63 years later, soldier's kin find closure
HUNTINGDON, Tenn. -- The family of Private William Bernice Clark never had a funeral for him, never got to say goodbye, and never really accepted his fate among the fallen during the Normandy D-day landings in World War II.
That was until yesterday, when his dog tag, discovered recently in the sands of Omaha Beach in France, was returned to his native Tennessee exactly 63 years after D-day .
"This feels like an ending," said the soldier's first cousin, Lota Park, 79, who with another cousin accepted the dog tag at a ceremony in the small town of Huntingdon, 90 miles west of Nashville.
The tag has blackened with age, but his name, identification number, religion (Protestant), and blood type (Type O) are all clearly visible.
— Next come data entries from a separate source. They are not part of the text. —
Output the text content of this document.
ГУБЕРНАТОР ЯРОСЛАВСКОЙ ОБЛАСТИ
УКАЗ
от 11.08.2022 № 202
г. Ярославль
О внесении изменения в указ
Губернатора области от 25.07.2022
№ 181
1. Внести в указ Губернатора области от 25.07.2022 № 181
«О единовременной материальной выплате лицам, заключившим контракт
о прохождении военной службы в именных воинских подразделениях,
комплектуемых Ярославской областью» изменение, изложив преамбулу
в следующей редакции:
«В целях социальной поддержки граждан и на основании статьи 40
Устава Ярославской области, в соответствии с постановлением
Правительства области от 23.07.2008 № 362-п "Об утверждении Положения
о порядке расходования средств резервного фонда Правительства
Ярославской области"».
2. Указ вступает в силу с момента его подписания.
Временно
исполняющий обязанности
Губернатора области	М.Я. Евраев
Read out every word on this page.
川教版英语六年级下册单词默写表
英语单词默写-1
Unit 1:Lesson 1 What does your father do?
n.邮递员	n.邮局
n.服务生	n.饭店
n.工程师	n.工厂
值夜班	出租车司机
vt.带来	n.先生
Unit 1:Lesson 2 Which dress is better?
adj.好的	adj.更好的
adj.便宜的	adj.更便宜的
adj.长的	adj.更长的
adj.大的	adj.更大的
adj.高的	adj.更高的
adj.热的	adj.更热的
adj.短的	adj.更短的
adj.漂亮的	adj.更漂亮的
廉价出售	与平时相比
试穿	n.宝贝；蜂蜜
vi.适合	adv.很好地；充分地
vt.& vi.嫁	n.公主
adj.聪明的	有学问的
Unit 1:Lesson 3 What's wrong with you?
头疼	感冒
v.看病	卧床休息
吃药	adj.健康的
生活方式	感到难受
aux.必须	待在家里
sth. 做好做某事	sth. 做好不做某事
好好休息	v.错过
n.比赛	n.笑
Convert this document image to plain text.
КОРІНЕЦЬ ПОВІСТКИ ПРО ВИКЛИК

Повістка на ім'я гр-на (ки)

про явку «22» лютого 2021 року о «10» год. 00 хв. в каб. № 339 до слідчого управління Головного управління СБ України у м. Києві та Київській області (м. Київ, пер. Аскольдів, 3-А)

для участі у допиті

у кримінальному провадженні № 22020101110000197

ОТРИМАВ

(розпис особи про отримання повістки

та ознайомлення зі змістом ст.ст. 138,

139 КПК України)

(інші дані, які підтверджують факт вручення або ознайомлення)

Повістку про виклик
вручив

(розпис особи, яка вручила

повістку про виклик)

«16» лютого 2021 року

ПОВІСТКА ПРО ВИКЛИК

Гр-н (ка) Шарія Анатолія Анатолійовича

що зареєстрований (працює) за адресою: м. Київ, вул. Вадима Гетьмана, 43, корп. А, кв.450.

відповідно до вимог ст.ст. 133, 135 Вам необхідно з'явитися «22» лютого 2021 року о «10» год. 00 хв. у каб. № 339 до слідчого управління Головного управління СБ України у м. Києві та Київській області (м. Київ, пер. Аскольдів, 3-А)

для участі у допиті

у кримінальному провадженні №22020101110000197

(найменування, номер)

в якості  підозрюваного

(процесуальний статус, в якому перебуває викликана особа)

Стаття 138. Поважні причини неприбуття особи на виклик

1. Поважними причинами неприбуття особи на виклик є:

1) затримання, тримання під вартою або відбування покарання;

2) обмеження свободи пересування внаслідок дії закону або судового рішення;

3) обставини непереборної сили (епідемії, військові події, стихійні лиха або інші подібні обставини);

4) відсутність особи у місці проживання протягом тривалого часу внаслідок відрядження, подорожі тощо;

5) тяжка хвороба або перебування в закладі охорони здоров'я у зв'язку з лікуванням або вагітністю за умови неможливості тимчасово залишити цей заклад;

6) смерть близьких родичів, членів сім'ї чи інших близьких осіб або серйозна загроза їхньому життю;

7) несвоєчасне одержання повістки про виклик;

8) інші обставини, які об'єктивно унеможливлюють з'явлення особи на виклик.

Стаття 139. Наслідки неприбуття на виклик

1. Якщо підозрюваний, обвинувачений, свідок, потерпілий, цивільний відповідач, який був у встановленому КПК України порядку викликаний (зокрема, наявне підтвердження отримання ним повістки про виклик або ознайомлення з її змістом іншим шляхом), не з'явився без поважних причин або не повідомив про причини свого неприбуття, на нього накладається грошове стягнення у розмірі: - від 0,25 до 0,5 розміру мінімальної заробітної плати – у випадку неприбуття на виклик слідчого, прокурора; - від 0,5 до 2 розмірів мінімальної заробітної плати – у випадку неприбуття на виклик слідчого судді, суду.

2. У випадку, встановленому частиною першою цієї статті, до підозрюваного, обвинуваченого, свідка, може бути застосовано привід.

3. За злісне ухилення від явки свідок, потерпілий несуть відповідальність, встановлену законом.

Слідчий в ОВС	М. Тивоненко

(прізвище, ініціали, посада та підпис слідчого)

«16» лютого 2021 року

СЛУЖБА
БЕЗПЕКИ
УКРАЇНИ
It remained out of sight for more than five decades until a collector from England found it five years ago on the beach, probably near the very spot where the 20-year-old Clark was killed. The collector gave the dog tag to a World War II buff from New Jersey, who turned it over to the National D-Day Memorial.
"It's in pretty remarkable condition considering it was buried in the sand for 58 years," said Jeff Fulgham, National D-Day Memorial director, who presented the tag to Clark's surviving family members.
The memorial, based in Bedford, Va., keeps records of nearly every American and Allied soldier killed during the invasion. It helped locate Clark's family in Huntingdon a couple of months ago.
"I remember the day the soldiers came and told his mother" that Clark had died, Park said. "They never accepted it because there was no proof, no body."
The family has only a few personal effects from Clark: two yellowing photos, a couple of letters received during his short service, and his Purple Heart.
His remains were buried in a cemetery for American soldiers in France.